Solusi lain yang diajukannya adalah gagasan untuk membangun ruang aman.

"Ruang aman artinya ada banyak masalah global seperti pandemi, krisis iklim, pengentasan kemiskinan hingga pembangunan berkelanjutan. Ini adalah masalah yang menuntut kemitraan kooperatif, yang tidak boleh kita biarkan dijadikan senjata oleh apa yang disebut negara-negara besar," tutur Marty.

"Saya pikir penting bagi kita untuk merebut kembali ruang publik itu sebagai tempat kita memastikan jalur diplomasi dan dialog."

Lebih lanjut, Marty juga mengatakan bahwa kepemimpinan menjadi salah satu elemen kunci di tengah ketidakstabilan geopolitik.

"Ini bukan hanya soal pemimpin. Tapi bagaimana kita dapat mendorong pemimpin untuk memiliki keberanian untuk mengubah dinamika, tidak hanya mengikuti kebijakan luar negeri yang aman tapi untuk mengambil keputusan yang sulit," jelas dia.

Menteri yang menjabat di bawah pemerintahan SBY itu menyimpulkan bahwa beberapa hal tersebut harus diupayakan, terutama ketika kapasitas Dewan Keamanan Perserikatan Bangsa-Bangsa (DK PBB) saat ini patut dipertanyakan.
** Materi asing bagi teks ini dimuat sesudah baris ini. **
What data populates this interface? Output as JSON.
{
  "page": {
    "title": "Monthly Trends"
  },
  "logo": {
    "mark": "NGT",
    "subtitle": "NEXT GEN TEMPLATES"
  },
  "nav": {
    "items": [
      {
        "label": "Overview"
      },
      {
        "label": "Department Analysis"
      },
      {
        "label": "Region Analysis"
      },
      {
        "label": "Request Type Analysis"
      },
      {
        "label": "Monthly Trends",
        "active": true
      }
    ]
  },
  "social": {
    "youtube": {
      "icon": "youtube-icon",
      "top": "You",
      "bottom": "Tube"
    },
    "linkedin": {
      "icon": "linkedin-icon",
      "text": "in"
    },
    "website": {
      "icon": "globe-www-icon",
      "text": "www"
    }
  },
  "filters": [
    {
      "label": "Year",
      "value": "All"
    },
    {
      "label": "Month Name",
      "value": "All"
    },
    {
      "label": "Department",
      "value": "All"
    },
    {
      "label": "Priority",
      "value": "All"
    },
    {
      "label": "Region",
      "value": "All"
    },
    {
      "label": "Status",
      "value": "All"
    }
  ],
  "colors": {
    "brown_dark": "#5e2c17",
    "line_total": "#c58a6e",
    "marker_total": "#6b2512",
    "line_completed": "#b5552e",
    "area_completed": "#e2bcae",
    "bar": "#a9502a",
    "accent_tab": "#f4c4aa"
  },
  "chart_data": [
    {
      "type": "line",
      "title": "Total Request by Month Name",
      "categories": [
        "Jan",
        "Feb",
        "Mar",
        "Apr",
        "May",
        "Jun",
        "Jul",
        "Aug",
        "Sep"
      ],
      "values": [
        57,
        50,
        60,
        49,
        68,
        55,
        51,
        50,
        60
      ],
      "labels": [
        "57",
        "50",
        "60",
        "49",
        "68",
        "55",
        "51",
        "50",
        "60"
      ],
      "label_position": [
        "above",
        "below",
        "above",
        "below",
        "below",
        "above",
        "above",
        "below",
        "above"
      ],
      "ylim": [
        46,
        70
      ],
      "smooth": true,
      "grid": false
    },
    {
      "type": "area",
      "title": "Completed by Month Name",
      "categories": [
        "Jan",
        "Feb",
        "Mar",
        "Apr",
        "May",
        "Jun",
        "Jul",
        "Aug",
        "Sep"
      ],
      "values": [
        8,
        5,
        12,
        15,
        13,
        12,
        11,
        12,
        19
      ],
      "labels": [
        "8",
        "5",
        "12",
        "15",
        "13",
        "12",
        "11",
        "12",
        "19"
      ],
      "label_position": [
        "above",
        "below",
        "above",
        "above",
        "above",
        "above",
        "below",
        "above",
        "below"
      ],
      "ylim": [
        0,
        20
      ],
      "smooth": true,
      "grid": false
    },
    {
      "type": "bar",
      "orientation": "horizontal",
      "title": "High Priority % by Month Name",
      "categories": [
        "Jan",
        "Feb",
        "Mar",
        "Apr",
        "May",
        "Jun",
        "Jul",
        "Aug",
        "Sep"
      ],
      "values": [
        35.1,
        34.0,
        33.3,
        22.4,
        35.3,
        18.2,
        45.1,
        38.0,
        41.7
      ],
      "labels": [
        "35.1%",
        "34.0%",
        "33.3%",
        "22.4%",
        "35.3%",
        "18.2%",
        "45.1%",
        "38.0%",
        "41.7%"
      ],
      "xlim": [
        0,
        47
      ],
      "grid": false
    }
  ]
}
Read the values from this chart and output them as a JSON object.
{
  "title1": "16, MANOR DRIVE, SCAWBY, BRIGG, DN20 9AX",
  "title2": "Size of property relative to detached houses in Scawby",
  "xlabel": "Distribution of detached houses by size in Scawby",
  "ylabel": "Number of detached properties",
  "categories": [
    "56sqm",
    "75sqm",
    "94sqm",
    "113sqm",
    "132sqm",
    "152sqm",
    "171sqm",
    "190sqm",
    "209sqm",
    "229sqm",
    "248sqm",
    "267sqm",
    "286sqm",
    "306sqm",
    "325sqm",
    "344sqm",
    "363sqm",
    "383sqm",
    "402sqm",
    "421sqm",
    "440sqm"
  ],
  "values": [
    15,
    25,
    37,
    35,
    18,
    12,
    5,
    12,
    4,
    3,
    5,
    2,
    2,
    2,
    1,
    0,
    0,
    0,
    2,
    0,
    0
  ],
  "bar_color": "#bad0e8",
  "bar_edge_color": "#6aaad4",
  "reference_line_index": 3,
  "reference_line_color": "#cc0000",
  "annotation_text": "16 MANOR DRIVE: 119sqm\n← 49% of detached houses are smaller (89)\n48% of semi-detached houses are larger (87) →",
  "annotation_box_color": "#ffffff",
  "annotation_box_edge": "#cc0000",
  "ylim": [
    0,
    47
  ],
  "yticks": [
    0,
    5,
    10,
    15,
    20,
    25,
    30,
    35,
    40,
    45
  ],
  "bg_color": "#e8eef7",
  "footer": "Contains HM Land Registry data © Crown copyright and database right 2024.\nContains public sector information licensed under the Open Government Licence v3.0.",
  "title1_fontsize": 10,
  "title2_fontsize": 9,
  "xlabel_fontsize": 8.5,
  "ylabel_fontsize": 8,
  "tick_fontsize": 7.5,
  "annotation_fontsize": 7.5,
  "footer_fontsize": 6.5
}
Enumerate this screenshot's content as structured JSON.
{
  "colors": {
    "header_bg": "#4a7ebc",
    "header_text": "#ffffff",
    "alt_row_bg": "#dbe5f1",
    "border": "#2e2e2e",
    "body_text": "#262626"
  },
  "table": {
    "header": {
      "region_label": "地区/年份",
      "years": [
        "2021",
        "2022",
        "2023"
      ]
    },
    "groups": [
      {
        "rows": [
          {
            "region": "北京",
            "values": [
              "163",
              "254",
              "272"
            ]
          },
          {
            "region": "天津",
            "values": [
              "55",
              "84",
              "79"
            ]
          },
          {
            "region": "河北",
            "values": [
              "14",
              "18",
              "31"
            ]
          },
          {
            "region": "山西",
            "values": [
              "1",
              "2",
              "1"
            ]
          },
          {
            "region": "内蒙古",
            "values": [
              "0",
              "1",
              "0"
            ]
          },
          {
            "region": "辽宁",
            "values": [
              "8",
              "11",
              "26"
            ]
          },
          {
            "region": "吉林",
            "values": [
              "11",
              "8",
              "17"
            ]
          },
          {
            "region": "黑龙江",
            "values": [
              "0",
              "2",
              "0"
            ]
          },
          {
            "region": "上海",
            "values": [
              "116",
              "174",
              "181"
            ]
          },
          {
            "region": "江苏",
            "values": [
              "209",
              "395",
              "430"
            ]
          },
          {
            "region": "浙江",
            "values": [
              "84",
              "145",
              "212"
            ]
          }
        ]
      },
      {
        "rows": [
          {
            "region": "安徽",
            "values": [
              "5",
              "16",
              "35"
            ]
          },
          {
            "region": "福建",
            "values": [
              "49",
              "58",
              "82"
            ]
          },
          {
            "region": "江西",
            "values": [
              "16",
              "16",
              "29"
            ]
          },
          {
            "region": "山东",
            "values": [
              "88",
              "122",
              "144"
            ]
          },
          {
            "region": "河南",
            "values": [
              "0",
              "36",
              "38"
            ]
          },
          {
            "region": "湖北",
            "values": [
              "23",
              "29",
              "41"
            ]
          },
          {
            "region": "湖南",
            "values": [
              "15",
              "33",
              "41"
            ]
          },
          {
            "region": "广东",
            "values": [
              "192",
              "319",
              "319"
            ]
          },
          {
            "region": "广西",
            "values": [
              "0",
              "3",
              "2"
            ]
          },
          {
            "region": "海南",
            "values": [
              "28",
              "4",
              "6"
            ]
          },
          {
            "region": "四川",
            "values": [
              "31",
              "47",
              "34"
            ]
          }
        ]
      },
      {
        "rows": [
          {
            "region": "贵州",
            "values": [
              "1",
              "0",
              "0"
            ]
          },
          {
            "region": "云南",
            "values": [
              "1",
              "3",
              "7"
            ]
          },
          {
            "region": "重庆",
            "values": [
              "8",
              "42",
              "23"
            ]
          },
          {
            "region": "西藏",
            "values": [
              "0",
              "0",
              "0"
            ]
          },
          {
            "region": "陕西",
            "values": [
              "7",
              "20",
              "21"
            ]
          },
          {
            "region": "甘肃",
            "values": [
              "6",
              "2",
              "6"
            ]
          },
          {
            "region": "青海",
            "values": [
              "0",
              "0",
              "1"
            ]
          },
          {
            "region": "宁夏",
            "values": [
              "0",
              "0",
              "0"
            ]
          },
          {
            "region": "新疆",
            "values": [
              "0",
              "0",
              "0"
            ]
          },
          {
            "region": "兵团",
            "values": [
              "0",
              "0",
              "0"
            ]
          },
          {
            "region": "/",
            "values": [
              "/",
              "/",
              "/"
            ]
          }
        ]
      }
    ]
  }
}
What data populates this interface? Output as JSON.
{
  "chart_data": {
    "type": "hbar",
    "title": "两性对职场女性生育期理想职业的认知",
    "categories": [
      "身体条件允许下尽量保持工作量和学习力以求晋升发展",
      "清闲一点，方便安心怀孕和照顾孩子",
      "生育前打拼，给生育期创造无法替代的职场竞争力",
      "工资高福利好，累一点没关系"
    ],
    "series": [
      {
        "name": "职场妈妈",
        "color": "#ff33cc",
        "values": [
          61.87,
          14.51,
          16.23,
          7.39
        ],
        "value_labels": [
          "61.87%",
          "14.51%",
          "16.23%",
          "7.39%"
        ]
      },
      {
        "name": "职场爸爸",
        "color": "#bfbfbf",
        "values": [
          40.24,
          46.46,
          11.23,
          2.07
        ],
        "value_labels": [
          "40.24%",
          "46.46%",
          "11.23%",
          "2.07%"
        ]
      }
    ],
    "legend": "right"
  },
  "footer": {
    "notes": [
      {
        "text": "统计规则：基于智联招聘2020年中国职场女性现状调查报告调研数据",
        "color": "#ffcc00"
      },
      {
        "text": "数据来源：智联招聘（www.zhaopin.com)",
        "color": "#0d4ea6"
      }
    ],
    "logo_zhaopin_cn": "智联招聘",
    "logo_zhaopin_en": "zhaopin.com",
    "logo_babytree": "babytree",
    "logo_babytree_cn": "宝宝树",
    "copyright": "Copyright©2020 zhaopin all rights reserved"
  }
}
"Mereka sangat aktif dan sangat vokal pada beberapa isu, tetapi kurang begitu pada isu lainnya. Hasilnya, ada kesenjangan kredibilitas," ungkap dia.

2 dari 3 halaman

Kesenjangan di Afrika

Keresahan yang sama terkait PBB juga diungkapkan oleh Mantan Perdana Menteri Senegal Aminata Toure. Ia mengemukakan kesulitan Afrika meminta kursi permanen di DK PBB.

"Kami memiliki 54 negara, 60 persen lahan subur di dunia, 14,5 persen populasi dunia dan kami masih belum dapat memiliki kursi permanen," tuturnya.

Padahal, Afrika saat ini sangat mengharapkan Afrika menjadi zona bebas untuk perdagangan.

"Mineral berada di benua ini, itu akan menjadi bisnis yang berbeda. Kita ingin melakukan persis apa yang dilakukan Uni Eropa," kata dia.

Toure mengatakan Afrika juga mengupayakan integrasi ekonomi demi mencapai tujuan tersebut.

"Integrasi adalah kuncinya karena kami memiliki negara-negara yang sangat kecil. Jadi sampai kita terintegrasi, akan sulit untuk memiliki pengaruh. Dan itulah yang dimaksud dengan zona perdagangan bebas Afrika," ungkapnya.

Selain dalam konteks PBB, kesenjangan lain yang dialami Benua Afrika dalam konteks multilateral adalah terkait keanggotaan dalam BRICS.

"Nigeria, untuk ketiga kalinya tahun ini merupakan negara dengan ekonomi terbesar di benua Afrika. Tapi mereka masih belum masuk dalam BRICS. Padahal nyatanya, negara itu adalah negara terbesai terkait volume," sebut dia.

"Ini menjadi bukti betapa tidak adilnya kami terus diperlakukan."

3 dari 3 halaman

Global Town Hall 2024

Global Town Hall virtual ini akan mempertemukan para pemimpin pemerintah, eksekutif sektor swasta, advokat akar rumput, dan pakar filantropi untuk membahas tantangan paling mendesak di planet Bumi.

Dengan tema "Menjaga Arah: Aksi dan Solusi untuk Dunia yang Berantakan", Global Town Hall akan mempertemukan berbagai sektor untuk diskusi dan debat bermutu tinggi tentang keadaan dunia yang melibatkan para pemikir terkemuka di seluruh dunia.

Pertemuan virtual ini bertujuan untuk melibatkan warga dunia dengan berbagai perspektif dan ide dalam mengatasi tantangan global, memfasilitasi dialog Timur-Barat dan Utara-Selatan yang asli dan berkualitas tinggi di tingkat akar rumput.